Beşiktaş - Orlando Magic

Dün tam planladığım gibi 18:00 sularında uyandım. Kahvaltımı yaptıktan sonra hemen PC başına oturup Beşiktaş maçını izlemeye başladım.


Beşiktaş cidden kötüydü bu hafta. Hakemlerle ilgili bir sorun da yaşanmadı. Özellikle ilk yarı çok ruhsuz bir Beşiktaş izledik. İkinci yarı yine kendi kimliğine dönüp baskıyı arttırmış olsa da golü bulmak için yeterli olmadı o baskı.Ankaragücü çok şanslıydı. İlk dakika golü bulup, doksan dakika kapandılar. Tam istedikleri şey oldu.

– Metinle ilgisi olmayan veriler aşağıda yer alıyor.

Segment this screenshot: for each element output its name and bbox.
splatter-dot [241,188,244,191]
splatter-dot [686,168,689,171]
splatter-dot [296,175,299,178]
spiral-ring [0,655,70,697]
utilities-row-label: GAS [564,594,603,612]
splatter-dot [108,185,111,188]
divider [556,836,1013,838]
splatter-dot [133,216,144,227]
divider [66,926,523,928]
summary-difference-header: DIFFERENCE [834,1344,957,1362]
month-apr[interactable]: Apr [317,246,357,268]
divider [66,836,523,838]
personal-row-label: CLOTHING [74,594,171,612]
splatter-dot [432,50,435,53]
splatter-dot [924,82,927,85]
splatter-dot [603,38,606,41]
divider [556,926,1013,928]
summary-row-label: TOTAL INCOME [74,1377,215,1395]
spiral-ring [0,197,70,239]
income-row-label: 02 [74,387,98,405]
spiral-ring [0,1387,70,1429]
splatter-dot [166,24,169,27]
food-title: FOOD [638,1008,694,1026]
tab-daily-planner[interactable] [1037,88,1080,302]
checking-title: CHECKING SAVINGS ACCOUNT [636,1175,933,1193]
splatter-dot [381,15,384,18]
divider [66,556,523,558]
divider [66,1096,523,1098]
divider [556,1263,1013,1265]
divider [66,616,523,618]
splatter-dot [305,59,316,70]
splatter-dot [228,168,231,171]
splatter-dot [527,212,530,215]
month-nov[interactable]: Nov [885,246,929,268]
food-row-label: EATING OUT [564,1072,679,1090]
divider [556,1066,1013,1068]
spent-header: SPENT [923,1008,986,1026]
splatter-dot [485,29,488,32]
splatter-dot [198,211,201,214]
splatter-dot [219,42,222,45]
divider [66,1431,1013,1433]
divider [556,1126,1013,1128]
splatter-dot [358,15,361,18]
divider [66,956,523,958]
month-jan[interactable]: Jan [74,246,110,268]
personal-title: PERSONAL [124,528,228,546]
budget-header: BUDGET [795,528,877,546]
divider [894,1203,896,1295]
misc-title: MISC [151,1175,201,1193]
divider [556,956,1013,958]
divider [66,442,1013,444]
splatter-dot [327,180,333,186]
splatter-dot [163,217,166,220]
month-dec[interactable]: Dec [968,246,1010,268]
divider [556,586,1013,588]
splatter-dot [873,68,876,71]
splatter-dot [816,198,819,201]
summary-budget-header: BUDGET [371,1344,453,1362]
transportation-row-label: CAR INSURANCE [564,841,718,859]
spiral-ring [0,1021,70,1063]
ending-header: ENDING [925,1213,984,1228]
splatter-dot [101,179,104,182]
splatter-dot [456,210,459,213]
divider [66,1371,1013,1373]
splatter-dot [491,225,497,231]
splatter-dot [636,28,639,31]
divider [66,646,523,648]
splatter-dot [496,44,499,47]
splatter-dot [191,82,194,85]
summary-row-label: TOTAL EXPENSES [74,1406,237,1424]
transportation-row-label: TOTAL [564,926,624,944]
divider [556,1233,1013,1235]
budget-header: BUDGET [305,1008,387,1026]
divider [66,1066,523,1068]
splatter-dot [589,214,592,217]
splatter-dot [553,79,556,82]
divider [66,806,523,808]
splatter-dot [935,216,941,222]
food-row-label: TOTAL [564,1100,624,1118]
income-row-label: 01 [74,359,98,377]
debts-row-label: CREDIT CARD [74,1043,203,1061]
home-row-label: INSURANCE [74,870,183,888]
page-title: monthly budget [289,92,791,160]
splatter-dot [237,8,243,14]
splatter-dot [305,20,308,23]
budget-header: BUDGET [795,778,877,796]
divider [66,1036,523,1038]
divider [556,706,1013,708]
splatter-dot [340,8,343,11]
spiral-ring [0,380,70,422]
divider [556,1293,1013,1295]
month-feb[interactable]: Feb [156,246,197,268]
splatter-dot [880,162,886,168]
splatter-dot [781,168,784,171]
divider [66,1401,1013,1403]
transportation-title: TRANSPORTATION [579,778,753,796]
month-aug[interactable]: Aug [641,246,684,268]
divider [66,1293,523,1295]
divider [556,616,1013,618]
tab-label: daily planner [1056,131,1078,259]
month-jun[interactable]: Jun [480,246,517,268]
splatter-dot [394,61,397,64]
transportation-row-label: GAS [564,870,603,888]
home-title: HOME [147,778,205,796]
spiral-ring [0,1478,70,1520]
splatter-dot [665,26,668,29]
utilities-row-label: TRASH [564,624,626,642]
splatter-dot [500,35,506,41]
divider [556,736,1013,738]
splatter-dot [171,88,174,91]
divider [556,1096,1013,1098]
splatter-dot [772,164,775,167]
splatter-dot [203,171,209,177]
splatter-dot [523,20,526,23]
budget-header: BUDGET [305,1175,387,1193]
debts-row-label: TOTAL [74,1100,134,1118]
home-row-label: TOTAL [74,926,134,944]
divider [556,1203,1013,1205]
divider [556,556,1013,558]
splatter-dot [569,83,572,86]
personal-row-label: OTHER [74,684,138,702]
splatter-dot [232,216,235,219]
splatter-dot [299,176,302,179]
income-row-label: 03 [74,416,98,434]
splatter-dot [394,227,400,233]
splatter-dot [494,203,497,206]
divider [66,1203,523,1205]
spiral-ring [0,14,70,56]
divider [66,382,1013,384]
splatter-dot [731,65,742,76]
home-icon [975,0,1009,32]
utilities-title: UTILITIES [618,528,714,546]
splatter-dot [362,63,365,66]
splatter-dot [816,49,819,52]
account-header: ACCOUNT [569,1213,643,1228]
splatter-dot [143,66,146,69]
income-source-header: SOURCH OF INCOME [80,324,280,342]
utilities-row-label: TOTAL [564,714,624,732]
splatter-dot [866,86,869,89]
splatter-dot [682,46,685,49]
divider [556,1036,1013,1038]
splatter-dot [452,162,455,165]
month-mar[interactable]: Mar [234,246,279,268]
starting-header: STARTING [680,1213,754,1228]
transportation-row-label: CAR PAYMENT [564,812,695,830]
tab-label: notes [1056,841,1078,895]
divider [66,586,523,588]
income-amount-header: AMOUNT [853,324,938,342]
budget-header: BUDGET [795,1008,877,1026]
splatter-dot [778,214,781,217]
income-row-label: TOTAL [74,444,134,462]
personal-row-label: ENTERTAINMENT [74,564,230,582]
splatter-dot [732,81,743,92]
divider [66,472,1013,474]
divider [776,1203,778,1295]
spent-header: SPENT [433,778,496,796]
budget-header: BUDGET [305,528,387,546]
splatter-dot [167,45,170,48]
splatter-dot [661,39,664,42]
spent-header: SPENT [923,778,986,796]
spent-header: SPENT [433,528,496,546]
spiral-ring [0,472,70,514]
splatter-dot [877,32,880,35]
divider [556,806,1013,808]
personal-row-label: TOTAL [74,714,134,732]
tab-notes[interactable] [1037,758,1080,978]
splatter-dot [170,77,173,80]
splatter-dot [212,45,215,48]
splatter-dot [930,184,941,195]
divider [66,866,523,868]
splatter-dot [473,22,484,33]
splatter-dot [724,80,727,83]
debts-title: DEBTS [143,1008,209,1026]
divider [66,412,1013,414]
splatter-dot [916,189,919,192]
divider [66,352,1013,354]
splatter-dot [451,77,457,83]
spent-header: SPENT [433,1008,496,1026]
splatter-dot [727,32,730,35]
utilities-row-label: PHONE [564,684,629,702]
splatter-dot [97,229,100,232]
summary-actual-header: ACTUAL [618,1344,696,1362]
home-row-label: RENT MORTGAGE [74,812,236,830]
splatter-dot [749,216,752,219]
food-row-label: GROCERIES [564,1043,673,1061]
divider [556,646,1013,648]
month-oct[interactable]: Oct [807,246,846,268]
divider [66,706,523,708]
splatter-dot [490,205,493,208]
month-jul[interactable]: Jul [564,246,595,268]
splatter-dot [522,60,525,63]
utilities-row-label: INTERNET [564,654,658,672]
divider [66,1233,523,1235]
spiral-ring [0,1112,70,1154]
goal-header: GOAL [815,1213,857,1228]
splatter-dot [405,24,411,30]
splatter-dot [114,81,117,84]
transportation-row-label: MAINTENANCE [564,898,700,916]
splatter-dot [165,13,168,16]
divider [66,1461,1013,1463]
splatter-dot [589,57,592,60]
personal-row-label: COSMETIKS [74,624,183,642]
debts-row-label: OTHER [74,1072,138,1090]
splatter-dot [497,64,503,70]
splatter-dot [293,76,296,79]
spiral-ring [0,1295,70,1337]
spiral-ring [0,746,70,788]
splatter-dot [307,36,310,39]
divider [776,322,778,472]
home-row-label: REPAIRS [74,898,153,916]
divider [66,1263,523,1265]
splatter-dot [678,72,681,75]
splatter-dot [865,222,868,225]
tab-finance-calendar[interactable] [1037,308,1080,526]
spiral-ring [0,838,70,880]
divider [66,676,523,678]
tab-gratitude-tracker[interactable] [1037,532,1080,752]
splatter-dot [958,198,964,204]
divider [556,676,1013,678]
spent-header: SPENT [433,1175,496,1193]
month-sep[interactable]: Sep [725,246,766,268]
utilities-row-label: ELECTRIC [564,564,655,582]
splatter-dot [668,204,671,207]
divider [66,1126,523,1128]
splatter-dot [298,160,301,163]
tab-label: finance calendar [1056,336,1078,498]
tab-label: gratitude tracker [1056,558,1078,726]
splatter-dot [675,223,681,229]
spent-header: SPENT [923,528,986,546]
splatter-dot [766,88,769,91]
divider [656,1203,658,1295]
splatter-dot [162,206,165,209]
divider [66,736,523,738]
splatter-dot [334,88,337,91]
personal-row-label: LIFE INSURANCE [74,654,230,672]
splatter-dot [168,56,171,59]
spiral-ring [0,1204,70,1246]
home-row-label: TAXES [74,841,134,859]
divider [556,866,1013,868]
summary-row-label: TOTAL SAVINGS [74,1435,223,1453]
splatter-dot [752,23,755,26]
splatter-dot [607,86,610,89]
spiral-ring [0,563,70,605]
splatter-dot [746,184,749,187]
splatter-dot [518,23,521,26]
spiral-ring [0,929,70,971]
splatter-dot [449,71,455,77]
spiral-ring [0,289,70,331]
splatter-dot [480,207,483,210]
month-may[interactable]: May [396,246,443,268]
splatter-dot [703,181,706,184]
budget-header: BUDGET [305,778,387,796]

Nedendir bilinmez son üç maçtır hep rakibim "tam" istediği şey oluyor ve biz puan kaybediyoruz.

Serdar Özkan hayatının maçını oynadı. Adam yıllar yılı kendisine verilen şansları değerlendiremedi Beşiktaş'ta, sonra kendi isteği ile Galatasaray ile anlaştı ama nasıl bir kin varsa üzerinde resmen kıçını yırttı dünkü maçta. Olacak iş değil. Şu futbolu Galatasaray veya Beşiktaş'ta oynasa Arda ile eşit koşulurdu şu dönemde. Neyse...


Beşiktaş Guti olmadan oynayamıyor. Nobre bu takım için fazlalık. Hilbert sağ bek oynamalı. İsmail Köybaşı sakat olmadığı sürece ilk 11 oynamalı. Guti'nin yokluğunda onun yerinde Fernandes, geri ikilide ise Ernst ve Aurelio oynamalı. Formsuz ve yorgun Almeida dinlendirilmeliydi.

Bu maçın ardından Los Angeles Lakers - Orlando Magic maçını seyrettim. Keyifli bir maçtı. Pek takip etmiyorum aslında NBA'i, arada şifresiz verildiğini gördüğüm zaman seyrediyorum. O da haftada 2 kez falan oluyor anca. Orlando maçlarını niyeyse çok seviyorum, Hidayet'in olması büyük etken sanırım bunda. Bu arada eskiden NBA ile yanıp tutuştuğum dönemlerde Arenas'ı ilgiyle takip ederdim. Hatta NBA Live 08'de kapak olduğu zamanları dün gibi hatırlıyorum. Lakers'a attığı 60 sayı, unutulmazdı. O adamın bugünlerde bitik olduğunu görmek üzücü. Neydin sen be bir zamanlar... 0 numarayı giyme hikayeni anlatır, ne büyük adammış falan derdik. Hey gidi günler hey. Tracy McGrady ve Arenas'a çok üzülüyorum. T-Mc'de bir zamanlar kapak olmuştu NBA Live'a, sanırım 07'ydi. Kapak olanlar şanssızlık/sakatlık yaşıyor, EA'in cenabetliği.

Hidayet yardırıyor. Sen n'pıyon Kobe?

Bu yazıya aslında bugün izlediğim Ben Hur'u da ekleyecektim ama vazgeçtim. Onu tek bir yazıda ele alacağım veya hiç almayacağım. Eğer yazmazsam onunla ilgili bir şeyler, tek cümle ile özetlemek gerekirse: "Sonu etkileyiciydi".